The amount of water that air can hold is dependent upon the air pressure and the temperature of the air. Air can hold more water at higher pressures and higher temperatures. For this reason, humidity is expressed as a percentage of the total that the air can hold at that pressure and temperature. For example, if at 70 degrees a given body of air has humidity at 40 %, and that air is heated, for example by moving over a dry hot un-vegetated area, or merely by the sun as the day goes on, the relative humidity will drop, even though no water has left the air mass. Likewise, if air is rapidly cooled, for example by the onset of the evening, the relative humidity will rise rapidly.
One biome where this phenomenon is particularly evident is the rain forest. The rain forest is so named because essentially every day, with the onset of evening and resultant cooling, the relative humidity goes above 100 percent, and of course condensation or rain begins to fall.
Another important affect related to relative humidity is the adiabatic effect. As an air mass rises, for example by being driven up a mountain by currents, it looses air pressure and temperature as it rises, and as a result the relative humidity increases. As a result, precipitation may, and does occur more often on the windward side of mountains than it does on the leeward side of mountains. This is often evident on the West Coast of the U. S. where rain occurs on the west side of coastal mountain ranges, but little of any may occur on the leeward, or eastern side. As a result, relatively moist coastal areas can occur near very dry areas such as Death Valley.
Humidity is a form of energy in the thermodynamic sense. When water evaporates, it absorbs energy from the environment, and as a result, there is a cooling affect. Conversely, when water condenses, there is energy given off, and there is a warming effect. Humidity helps redistribute the sun’s energy more evenly around the globe, and as a result, we are given a more moderate environment. Areas with low humidity, due to lack of coastal areas, or lack of tree growth, tend to have more extreme environments. The climate is, for example, more extreme in both temperature directions in the Dakotas than it is in the Chesapeake region.
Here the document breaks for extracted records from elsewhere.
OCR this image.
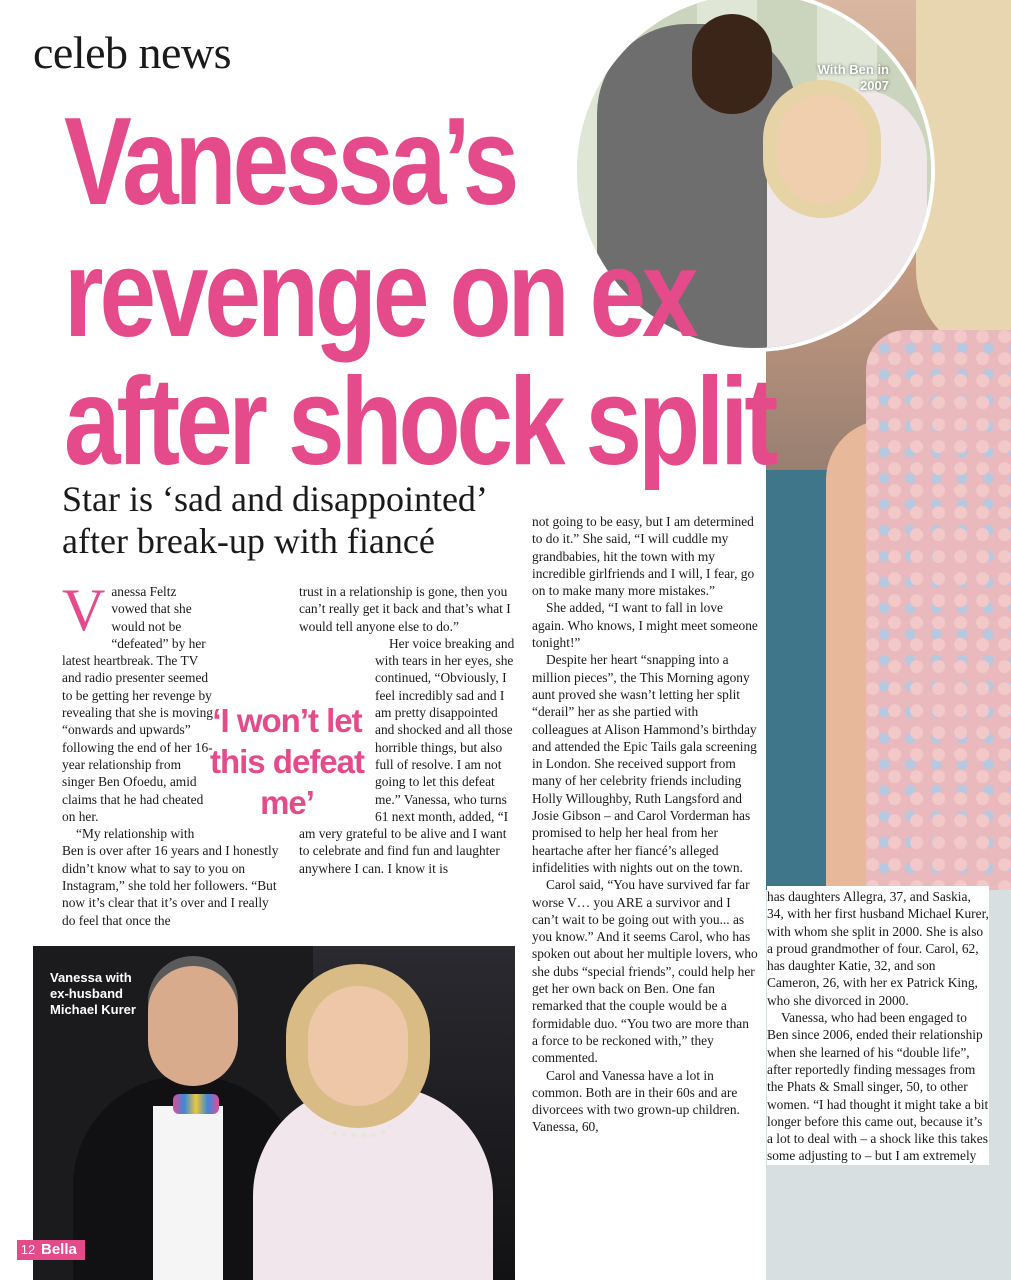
With Ben in 2007
celeb news
Vanessa’s
revenge on ex
after shock split
Star is ‘sad and disappointed’ after break-up with fiancé
V anessa Feltz vowed that she would not be “defeated” by her latest heartbreak. The TV and radio presenter seemed to be getting her revenge by revealing that she is moving “onwards and upwards” following the end of her 16-year relationship from singer Ben Ofoedu, amid claims that he had cheated on her.

“My relationship with Ben is over after 16 years and I honestly didn’t know what to say to you on Instagram,” she told her followers. “But now it’s clear that it’s over and I really do feel that once the

trust in a relationship is gone, then you can’t really get it back and that’s what I would tell anyone else to do.”

Her voice breaking and with tears in her eyes, she continued, “Obviously, I feel incredibly sad and I am pretty disappointed and shocked and all those horrible things, but also full of resolve. I am not going to let this defeat me.” Vanessa, who turns 61 next month, added, “I am very grateful to be alive and I want to celebrate and find fun and laughter anywhere I can. I know it is

‘I won’t let this defeat me’

not going to be easy, but I am determined to do it.” She said, “I will cuddle my grandbabies, hit the town with my incredible girlfriends and I will, I fear, go on to make many more mistakes.”

She added, “I want to fall in love again. Who knows, I might meet someone tonight!”

Despite her heart “snapping into a million pieces”, the This Morning agony aunt proved she wasn’t letting her split “derail” her as she partied with colleagues at Alison Hammond’s birthday and attended the Epic Tails gala screening in London. She received support from many of her celebrity friends including Holly Willoughby, Ruth Langsford and Josie Gibson – and Carol Vorderman has promised to help her heal from her heartache after her fiancé’s alleged infidelities with nights out on the town.

Carol said, “You have survived far far worse V… you ARE a survivor and I can’t wait to be going out with you... as you know.” And it seems Carol, who has spoken out about her multiple lovers, who she dubs “special friends”, could help her get her own back on Ben. One fan remarked that the couple would be a formidable duo. “You two are more than a force to be reckoned with,” they commented.

Carol and Vanessa have a lot in common. Both are in their 60s and are divorcees with two grown-up children. Vanessa, 60,

has daughters Allegra, 37, and Saskia, 34, with her first husband Michael Kurer, with whom she split in 2000. She is also a proud grandmother of four. Carol, 62, has daughter Katie, 32, and son Cameron, 26, with her ex Patrick King, who she divorced in 2000.

Vanessa, who had been engaged to Ben since 2006, ended their relationship when she learned of his “double life”, after reportedly finding messages from the Phats & Small singer, 50, to other women. “I had thought it might take a bit longer before this came out, because it’s a lot to deal with – a shock like this takes some adjusting to – but I am extremely

Vanessa with ex-husband Michael Kurer
12 Bella
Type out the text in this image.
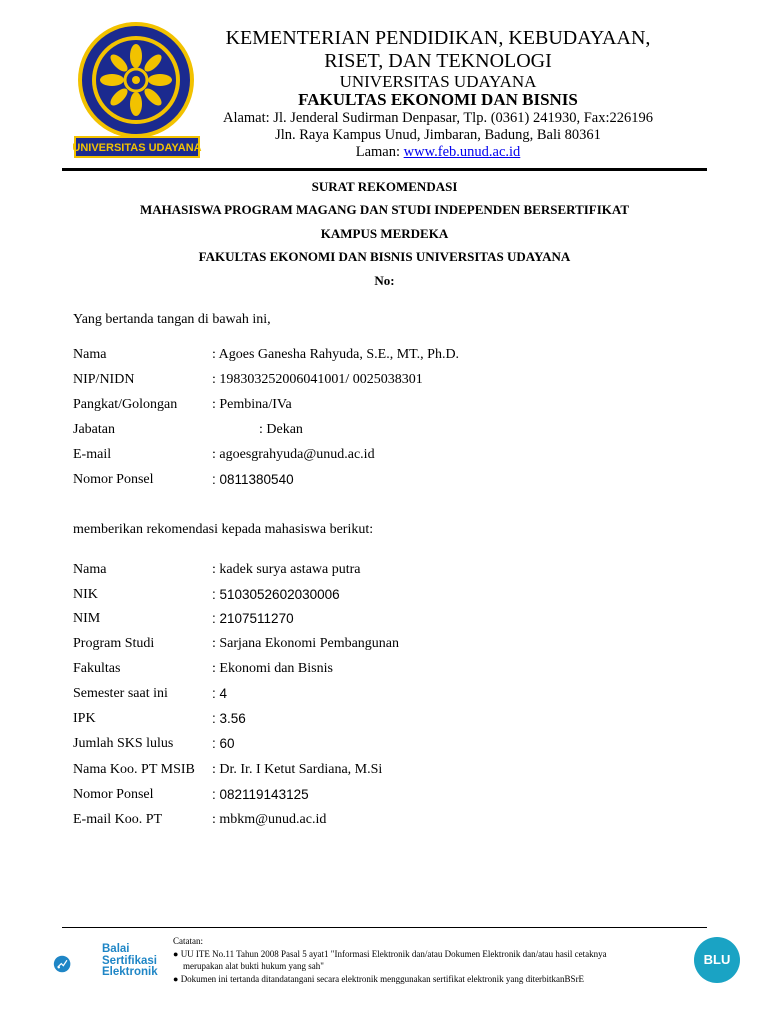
UNIVERSITAS UDAYANA
KEMENTERIAN PENDIDIKAN, KEBUDAYAAN,
RISET, DAN TEKNOLOGI
UNIVERSITAS UDAYANA
FAKULTAS EKONOMI DAN BISNIS
Alamat: Jl. Jenderal Sudirman Denpasar, Tlp. (0361) 241930, Fax:226196
Jln. Raya Kampus Unud, Jimbaran, Badung, Bali 80361
Laman: www.feb.unud.ac.id
SURAT REKOMENDASI
MAHASISWA PROGRAM MAGANG DAN STUDI INDEPENDEN BERSERTIFIKAT
KAMPUS MERDEKA
FAKULTAS EKONOMI DAN BISNIS UNIVERSITAS UDAYANA
No:
Yang bertanda tangan di bawah ini,
Nama	: Agoes Ganesha Rahyuda, S.E., MT., Ph.D.
NIP/NIDN	: 198303252006041001/ 0025038301
Pangkat/Golongan : Pembina/IVa
Jabatan	: Dekan
E-mail	: agoesgrahyuda@unud.ac.id
Nomor Ponsel	: 0811380540
memberikan rekomendasi kepada mahasiswa berikut:
Nama	: kadek surya astawa putra
NIK	: 5103052602030006
NIM	: 2107511270
Program Studi	: Sarjana Ekonomi Pembangunan
Fakultas	: Ekonomi dan Bisnis
Semester saat ini	: 4
IPK	: 3.56
Jumlah SKS lulus	: 60
Nama Koo. PT MSIB : Dr. Ir. I Ketut Sardiana, M.Si
Nomor Ponsel	: 082119143125
E-mail Koo. PT	: mbkm@unud.ac.id
Balai
Sertifikasi
Elektronik
Catatan:
● UU ITE No.11 Tahun 2008 Pasal 5 ayat1 "Informasi Elektronik dan/atau Dokumen Elektronik dan/atau hasil cetaknya
merupakan alat bukti hukum yang sah"
● Dokumen ini tertanda ditandatangani secara elektronik menggunakan sertifikat elektronik yang diterbitkanBSrE
BLU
Because of this description, global warming may be somewhat of a mis-stated concept. If the normal transfer of energy form tropical areas to polar areas is disrupted by, for example, destruction of the rain forests, it may result in polar areas that are actually colder because water vapor is not transferring energy properly. Even though they are colder, there may be less condensation and snow fall which may contribute to reduction in polar ice cover. For this reason, temperature alone is not a sufficient way to describe or quantify climatic change.